Tiffany McClain ’01, Recruitment Manager

Major: African/African-American studies

Awards: Joseph Skinner Fellowship

Advanced Degrees: MA in History, University of Michigan-Ann Arbor

Employer: FoodCorps

When I decided to major in African-American Studies, I intended to focus on literature as my primary concentration, but from the very beginning I was equally captivated by Prof. Lynda Morgan's history lessons, assigned readings, and the power of primary documents to complicate—or sometimes completely capsize—our understanding of the past.

Two of the first readings Professor Morgan assigned in the first half of her African-American History survey series were Edmund Morgan's American Slavery, American Freedom and Barbara J. Fields' "Slavery, Race, & Ideology in the United States of America." These two works set the stage for two of the most valuable history lessons I've learned and continue to be reminded of regularly, whether I'm approaching a new job, formulating an opinion on a political issue, or binge-watching a historical drama series:

Lesson #1: Everything has a history. Every idea, every place, every debate, even the ways that we identify, categorize, and regulate ourselves has evolved and changed over time.

Lesson #2: "Progress" as an always upwardly moving phenomenon of indefinite social improvement does not exist. Instead, the course of social change is better portrayed by an ongoing series of overlapping peaks and valleys that differ over time, place, and historical subjects. Sometimes the solutions to the most pressing social problems of the day lie in the innovations of the past.

I believe that these are lessons that are valuable not only in the history classroom and academic circles, but in newsrooms, legislative assembly rooms, and nonprofit conference rooms. In fact, I think it was this belief that gave me the courage to pursue work outside of academia.
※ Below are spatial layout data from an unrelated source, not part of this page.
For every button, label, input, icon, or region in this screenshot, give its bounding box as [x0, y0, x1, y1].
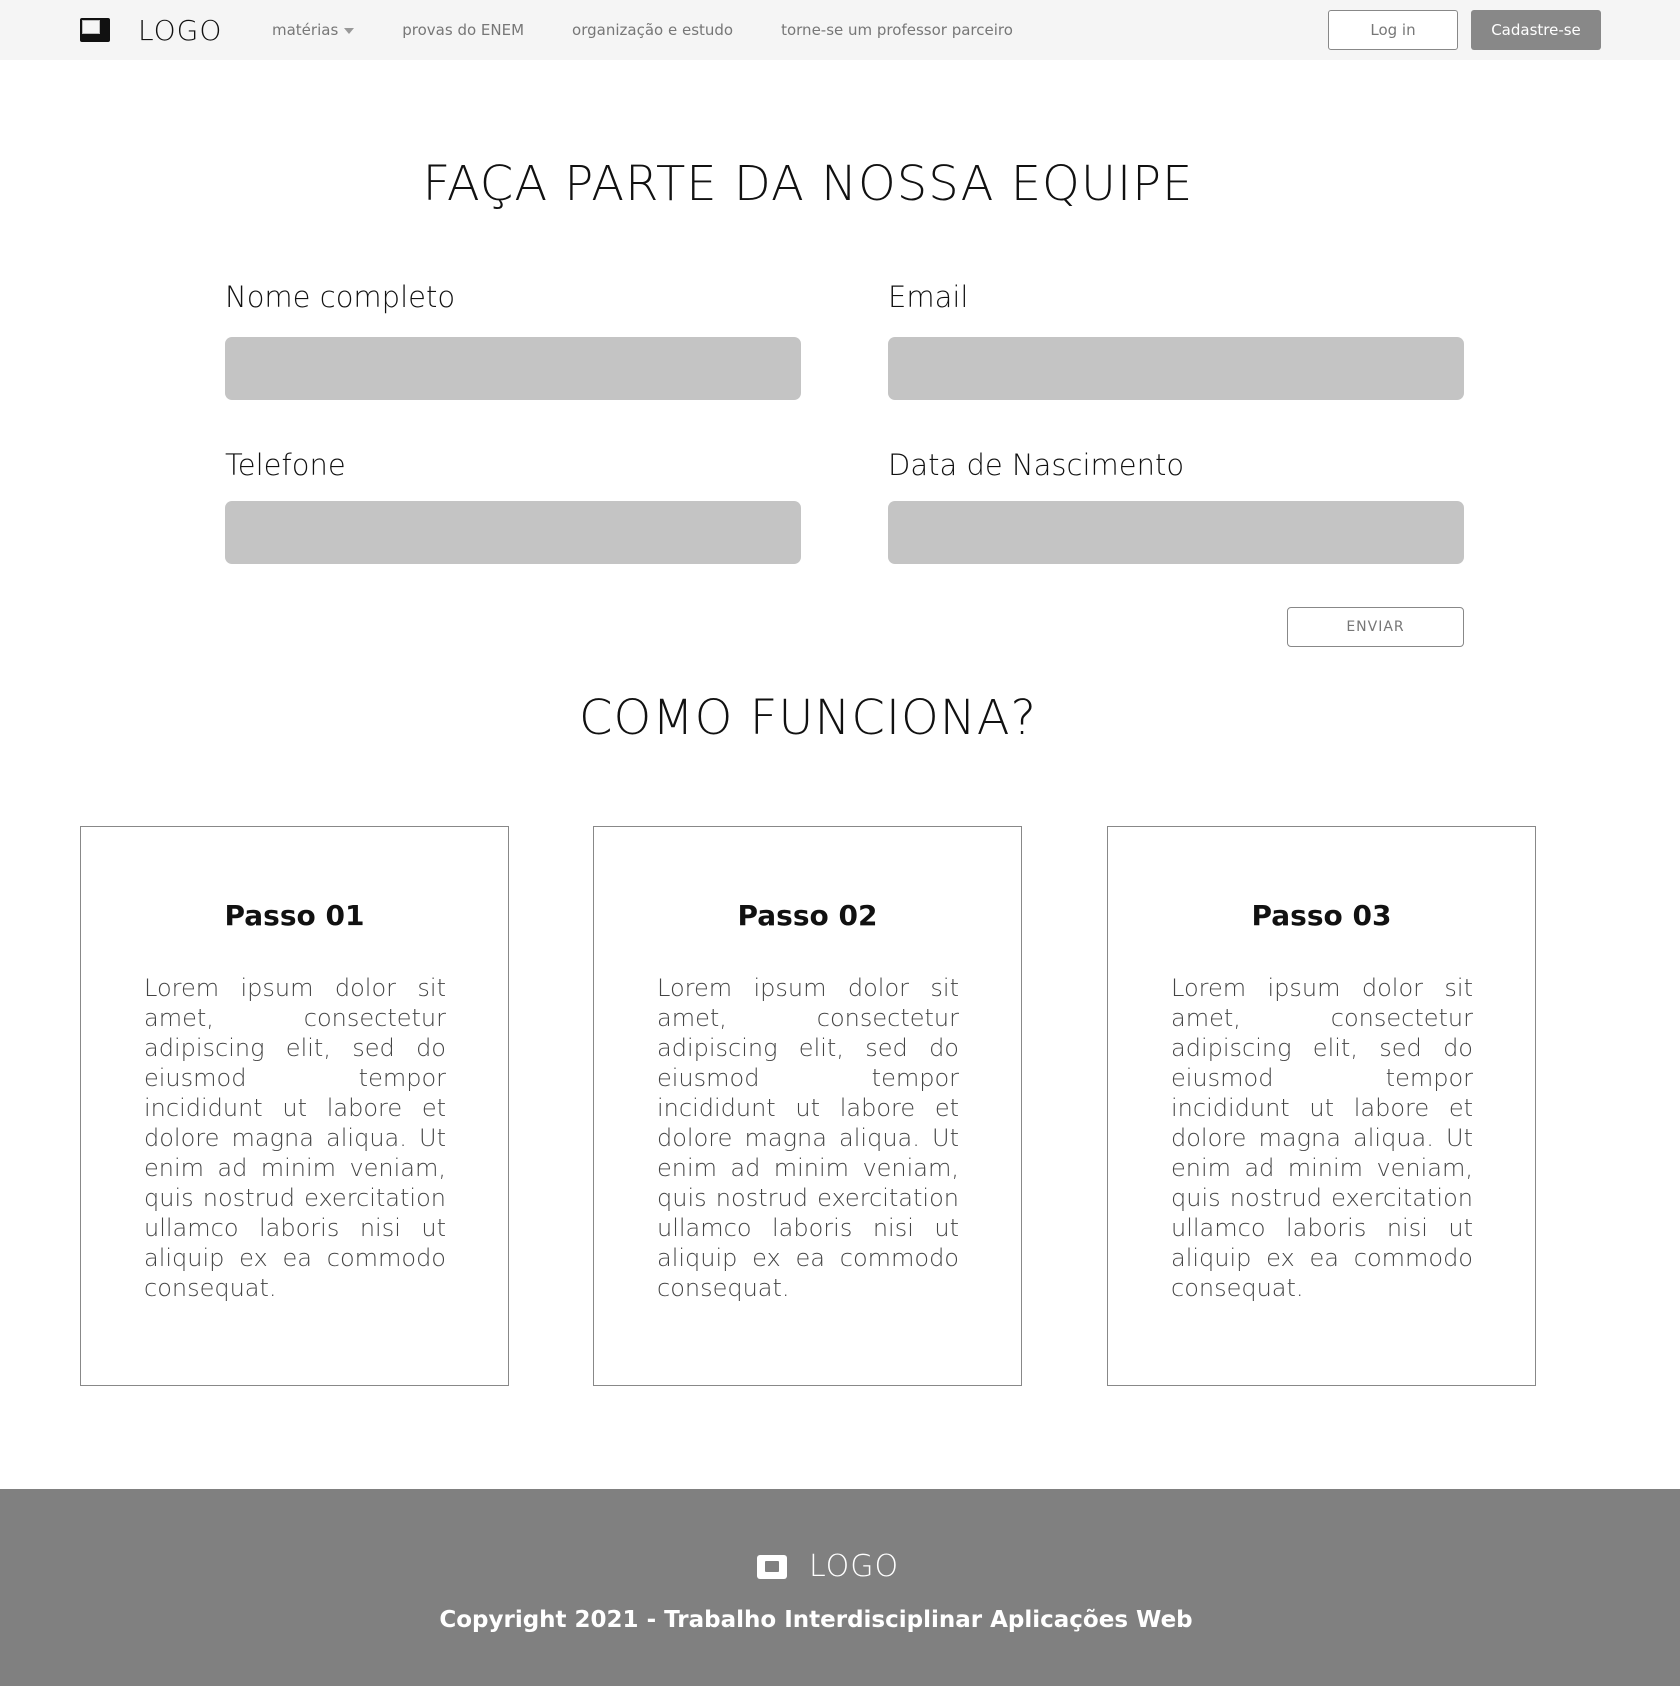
- signup-button[interactable]: Cadastre-se: [1471, 10, 1601, 50]
- step-text: Lorem ipsum dolor sit amet, consectetur …: [1171, 974, 1473, 1302]
- caret-down-icon: [344, 28, 355, 34]
- logo-icon: [756, 1554, 787, 1579]
- step-card-3: Passo 03 Lorem ipsum dolor sit amet, con…: [1107, 826, 1536, 1386]
- email-label: Email: [888, 280, 969, 314]
- name-input[interactable]: [225, 337, 801, 400]
- phone-input[interactable]: [225, 501, 801, 564]
- birthdate-input[interactable]: [888, 501, 1464, 564]
- nav-link-materias[interactable]: matérias: [272, 21, 355, 39]
- name-label: Nome completo: [225, 280, 456, 314]
- step-title: Passo 03: [1251, 899, 1392, 932]
- navbar: LOGO matérias provas do ENEM organização…: [0, 0, 1680, 60]
- footer-logo: LOGO: [0, 1549, 1680, 1584]
- phone-label: Telefone: [225, 448, 346, 482]
- nav-link-label: provas do ENEM: [402, 21, 525, 39]
- nav-link-label: torne-se um professor parceiro: [781, 21, 1013, 39]
- team-title: FAÇA PARTE DA NOSSA EQUIPE: [422, 156, 1194, 212]
- step-card-2: Passo 02 Lorem ipsum dolor sit amet, con…: [593, 826, 1022, 1386]
- footer-logo-text: LOGO: [808, 1549, 900, 1584]
- birthdate-label: Data de Nascimento: [888, 448, 1185, 482]
- email-input[interactable]: [888, 337, 1464, 400]
- nav-links: matérias provas do ENEM organização e es…: [272, 0, 1061, 60]
- nav-link-label: matérias: [272, 21, 339, 39]
- nav-link-provas-enem[interactable]: provas do ENEM: [402, 21, 524, 39]
- logo-icon: [80, 18, 110, 42]
- footer: LOGO Copyright 2021 - Trabalho Interdisc…: [0, 1489, 1680, 1686]
- how-title: COMO FUNCIONA?: [578, 690, 1038, 746]
- nav-logo[interactable]: LOGO: [80, 12, 222, 48]
- nav-link-organizacao-estudo[interactable]: organização e estudo: [572, 21, 733, 39]
- step-card-1: Passo 01 Lorem ipsum dolor sit amet, con…: [80, 826, 509, 1386]
- nav-link-professor-parceiro[interactable]: torne-se um professor parceiro: [781, 21, 1013, 39]
- logo-text: LOGO: [138, 13, 223, 47]
- step-text: Lorem ipsum dolor sit amet, consectetur …: [657, 974, 959, 1302]
- copyright-text: Copyright 2021 - Trabalho Interdisciplin…: [439, 1607, 1193, 1633]
- step-text: Lorem ipsum dolor sit amet, consectetur …: [144, 974, 446, 1302]
- step-title: Passo 02: [737, 899, 878, 932]
- send-button[interactable]: ENVIAR: [1287, 607, 1464, 647]
- login-button[interactable]: Log in: [1328, 10, 1458, 50]
- step-title: Passo 01: [224, 899, 365, 932]
- nav-link-label: organização e estudo: [572, 21, 734, 39]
At different points in my career as a community organizer and nonprofit professional, I have used the tools and knowledge I gained as a budding historian to help frame and inspire a campaign for LGBTQ equality in Anchorage, AK and to communicate to a room full of Third Wave feminists the political value of including the complex and varied experiences of people of color, immigrants, and LGBTQ people into their understanding of what reproductive oppression and justice looks like. I believe that if every discussion about how to communicate or understand a social issue started with a history lesson, we would all be better off. We don’t need less history education. We need more of it.